Use blueprintTriggers.fire to invoke any trigger programmatically, regardless of type. This is useful for testing a webhook trigger without waiting for an external service event. Procedure type: mutation (HTTP POST) Endpoint:
POST https://api.iblueprint.ai/api/trpc/blueprintTriggers.fire
Content-Type: application/json

Parameters

json.triggerId
string
required
UUID of the trigger to fire.
json.inputData
object
Key-value map of data to pass to the blueprint as if it came from the external source.

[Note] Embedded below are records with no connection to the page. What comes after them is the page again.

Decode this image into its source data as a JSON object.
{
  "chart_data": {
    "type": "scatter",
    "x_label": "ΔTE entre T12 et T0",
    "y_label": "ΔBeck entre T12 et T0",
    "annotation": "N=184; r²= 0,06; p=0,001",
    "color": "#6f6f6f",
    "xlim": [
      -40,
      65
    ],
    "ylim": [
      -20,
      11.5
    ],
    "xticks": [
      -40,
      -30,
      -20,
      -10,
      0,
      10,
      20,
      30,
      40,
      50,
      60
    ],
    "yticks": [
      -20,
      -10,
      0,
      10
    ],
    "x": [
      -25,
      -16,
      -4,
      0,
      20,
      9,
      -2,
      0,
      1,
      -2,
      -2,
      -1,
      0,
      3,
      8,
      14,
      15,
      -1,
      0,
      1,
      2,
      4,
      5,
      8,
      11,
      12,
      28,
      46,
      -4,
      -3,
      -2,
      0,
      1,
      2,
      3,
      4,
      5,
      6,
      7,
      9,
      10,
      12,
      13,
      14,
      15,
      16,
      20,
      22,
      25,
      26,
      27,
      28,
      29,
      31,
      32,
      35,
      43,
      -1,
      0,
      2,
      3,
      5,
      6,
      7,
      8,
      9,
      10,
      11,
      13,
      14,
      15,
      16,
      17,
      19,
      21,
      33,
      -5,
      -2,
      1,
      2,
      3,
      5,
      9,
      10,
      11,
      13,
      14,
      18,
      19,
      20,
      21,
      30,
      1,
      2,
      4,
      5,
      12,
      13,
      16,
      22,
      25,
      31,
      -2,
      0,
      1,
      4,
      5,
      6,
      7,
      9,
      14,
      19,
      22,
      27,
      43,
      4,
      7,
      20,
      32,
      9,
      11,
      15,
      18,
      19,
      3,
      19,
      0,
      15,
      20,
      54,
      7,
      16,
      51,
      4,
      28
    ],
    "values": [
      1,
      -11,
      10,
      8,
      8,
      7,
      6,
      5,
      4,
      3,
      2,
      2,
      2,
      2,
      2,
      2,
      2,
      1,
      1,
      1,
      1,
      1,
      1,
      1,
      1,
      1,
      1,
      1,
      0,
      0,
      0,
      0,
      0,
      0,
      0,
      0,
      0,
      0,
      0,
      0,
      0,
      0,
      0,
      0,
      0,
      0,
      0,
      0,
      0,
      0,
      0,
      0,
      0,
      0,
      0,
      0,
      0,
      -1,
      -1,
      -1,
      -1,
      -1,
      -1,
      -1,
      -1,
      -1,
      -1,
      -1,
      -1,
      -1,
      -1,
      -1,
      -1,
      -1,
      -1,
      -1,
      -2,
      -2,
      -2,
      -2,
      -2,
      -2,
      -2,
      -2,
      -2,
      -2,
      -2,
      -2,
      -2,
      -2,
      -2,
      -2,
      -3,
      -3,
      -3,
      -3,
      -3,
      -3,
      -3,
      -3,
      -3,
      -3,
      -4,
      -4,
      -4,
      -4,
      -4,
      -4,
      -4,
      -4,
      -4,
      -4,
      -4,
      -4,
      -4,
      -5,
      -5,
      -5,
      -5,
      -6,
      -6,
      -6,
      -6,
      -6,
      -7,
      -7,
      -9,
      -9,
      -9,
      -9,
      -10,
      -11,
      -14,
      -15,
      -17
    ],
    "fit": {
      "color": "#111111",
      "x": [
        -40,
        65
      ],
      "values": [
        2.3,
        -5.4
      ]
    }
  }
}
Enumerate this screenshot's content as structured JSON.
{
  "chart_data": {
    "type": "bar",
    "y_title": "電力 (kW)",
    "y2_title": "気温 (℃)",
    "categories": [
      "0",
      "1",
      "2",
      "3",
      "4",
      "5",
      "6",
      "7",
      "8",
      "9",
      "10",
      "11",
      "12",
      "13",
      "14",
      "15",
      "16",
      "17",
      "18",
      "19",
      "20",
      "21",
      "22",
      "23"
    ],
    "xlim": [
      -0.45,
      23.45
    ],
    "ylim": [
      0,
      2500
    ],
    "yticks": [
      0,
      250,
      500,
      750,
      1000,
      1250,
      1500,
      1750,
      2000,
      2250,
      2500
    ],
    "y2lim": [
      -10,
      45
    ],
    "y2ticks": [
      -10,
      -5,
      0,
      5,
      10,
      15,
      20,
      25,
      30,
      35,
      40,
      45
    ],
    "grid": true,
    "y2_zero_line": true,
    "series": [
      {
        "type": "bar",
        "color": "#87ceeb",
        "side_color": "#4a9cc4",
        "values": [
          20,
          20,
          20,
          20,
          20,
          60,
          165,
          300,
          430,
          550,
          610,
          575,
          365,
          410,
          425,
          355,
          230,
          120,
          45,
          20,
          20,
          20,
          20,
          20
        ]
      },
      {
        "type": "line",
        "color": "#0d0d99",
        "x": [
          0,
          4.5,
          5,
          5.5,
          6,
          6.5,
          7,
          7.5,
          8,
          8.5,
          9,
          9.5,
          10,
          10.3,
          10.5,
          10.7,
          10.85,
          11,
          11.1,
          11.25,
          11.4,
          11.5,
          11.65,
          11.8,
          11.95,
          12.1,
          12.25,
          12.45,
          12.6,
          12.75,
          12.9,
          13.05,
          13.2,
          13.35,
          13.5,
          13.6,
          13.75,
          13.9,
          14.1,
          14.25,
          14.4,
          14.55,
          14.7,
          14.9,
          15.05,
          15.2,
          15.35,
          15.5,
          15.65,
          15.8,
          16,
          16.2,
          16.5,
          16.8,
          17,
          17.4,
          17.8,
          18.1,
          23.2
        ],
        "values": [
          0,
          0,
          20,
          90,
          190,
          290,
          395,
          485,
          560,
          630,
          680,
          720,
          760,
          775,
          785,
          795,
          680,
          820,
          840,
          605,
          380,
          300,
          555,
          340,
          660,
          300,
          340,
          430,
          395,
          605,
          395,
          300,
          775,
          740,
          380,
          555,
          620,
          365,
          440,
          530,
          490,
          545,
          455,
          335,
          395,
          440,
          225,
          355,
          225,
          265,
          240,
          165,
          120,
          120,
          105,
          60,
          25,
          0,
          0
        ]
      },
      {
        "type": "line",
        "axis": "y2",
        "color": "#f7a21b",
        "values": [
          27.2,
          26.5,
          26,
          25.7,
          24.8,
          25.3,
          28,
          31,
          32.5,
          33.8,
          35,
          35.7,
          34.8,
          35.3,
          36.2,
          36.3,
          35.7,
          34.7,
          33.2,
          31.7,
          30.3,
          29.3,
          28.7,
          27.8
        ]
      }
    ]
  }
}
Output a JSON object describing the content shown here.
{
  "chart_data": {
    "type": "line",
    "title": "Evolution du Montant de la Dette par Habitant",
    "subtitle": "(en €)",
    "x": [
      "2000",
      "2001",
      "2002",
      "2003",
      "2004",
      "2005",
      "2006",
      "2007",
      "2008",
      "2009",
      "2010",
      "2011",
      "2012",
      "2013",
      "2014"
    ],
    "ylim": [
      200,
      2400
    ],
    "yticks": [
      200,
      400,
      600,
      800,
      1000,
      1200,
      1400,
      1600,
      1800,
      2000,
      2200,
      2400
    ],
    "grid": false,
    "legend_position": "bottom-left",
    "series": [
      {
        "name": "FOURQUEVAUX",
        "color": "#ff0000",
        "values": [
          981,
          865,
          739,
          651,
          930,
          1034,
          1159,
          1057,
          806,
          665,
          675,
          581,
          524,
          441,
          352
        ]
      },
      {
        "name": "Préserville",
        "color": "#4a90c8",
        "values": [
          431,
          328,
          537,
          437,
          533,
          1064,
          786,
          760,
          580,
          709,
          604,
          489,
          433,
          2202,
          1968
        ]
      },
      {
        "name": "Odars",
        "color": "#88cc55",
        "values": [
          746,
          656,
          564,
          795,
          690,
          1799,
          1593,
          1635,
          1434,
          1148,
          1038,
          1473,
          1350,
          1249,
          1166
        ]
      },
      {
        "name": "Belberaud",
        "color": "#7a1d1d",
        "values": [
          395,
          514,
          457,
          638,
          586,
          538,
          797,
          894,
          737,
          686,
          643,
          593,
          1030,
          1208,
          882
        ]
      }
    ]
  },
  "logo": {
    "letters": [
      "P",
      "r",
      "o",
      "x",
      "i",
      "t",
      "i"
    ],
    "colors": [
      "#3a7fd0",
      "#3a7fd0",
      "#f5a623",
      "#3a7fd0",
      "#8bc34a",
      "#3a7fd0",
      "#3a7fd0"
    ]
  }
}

Defaults to {}.

Example

curl -X POST "https://api.iblueprint.ai/api/trpc/blueprintTriggers.fire" \
  -H "Authorization: Bearer YOUR_API_KEY" \
  -H "Content-Type: application/json" \
  -d '{
    "json": {
      "triggerId": "trigger-uuid",
      "inputData": {
        "action": "opened",
        "pull_request": {
          "title": "Add dark mode support",
          "number": 42,
          "body": "This PR adds dark mode."
        },
        "repository": {
          "full_name": "acme/webapp"
        }
      }
    }
  }'

Example: GitHub webhook → iBlueprint blueprint

This walkthrough connects a GitHub repository’s pull request events to an iBlueprint blueprint that auto-labels and summarizes PRs.

Step 1 — Create a webhook trigger

curl -X POST "https://api.iblueprint.ai/api/trpc/blueprintTriggers.create" \
  -H "Authorization: Bearer YOUR_API_KEY" \
  -H "Content-Type: application/json" \
  -d '{
    "json": {
      "blueprintId": "3fa85f64-5717-4562-b3fc-2c963f66afa6",
      "triggerType": "webhook",
      "config": { "secret": "gh-webhook-secret-123" }
    }
  }'

Step 2 — Get the webhook URL

curl -G "https://api.iblueprint.ai/api/trpc/blueprintTriggers.getWebhookUrl" \
  --data-urlencode 'input={"json":{"triggerId":"<trigger-id-from-step-1>"}}' \
  -H "Authorization: Bearer YOUR_API_KEY"

Step 3 — Register the URL in GitHub

In your GitHub repository, go to Settings → Webhooks → Add webhook:
  • Payload URL: the URL returned in step 2
  • Content type: application/json
  • Secret: gh-webhook-secret-123
  • Events: Select “Pull requests”

Step 4 — Blueprint receives the payload

When a pull request is opened, GitHub sends the event payload to iBlueprint. Your blueprint receives the raw payload in inputData and can reference fields like inputData.pull_request.title in node configurations.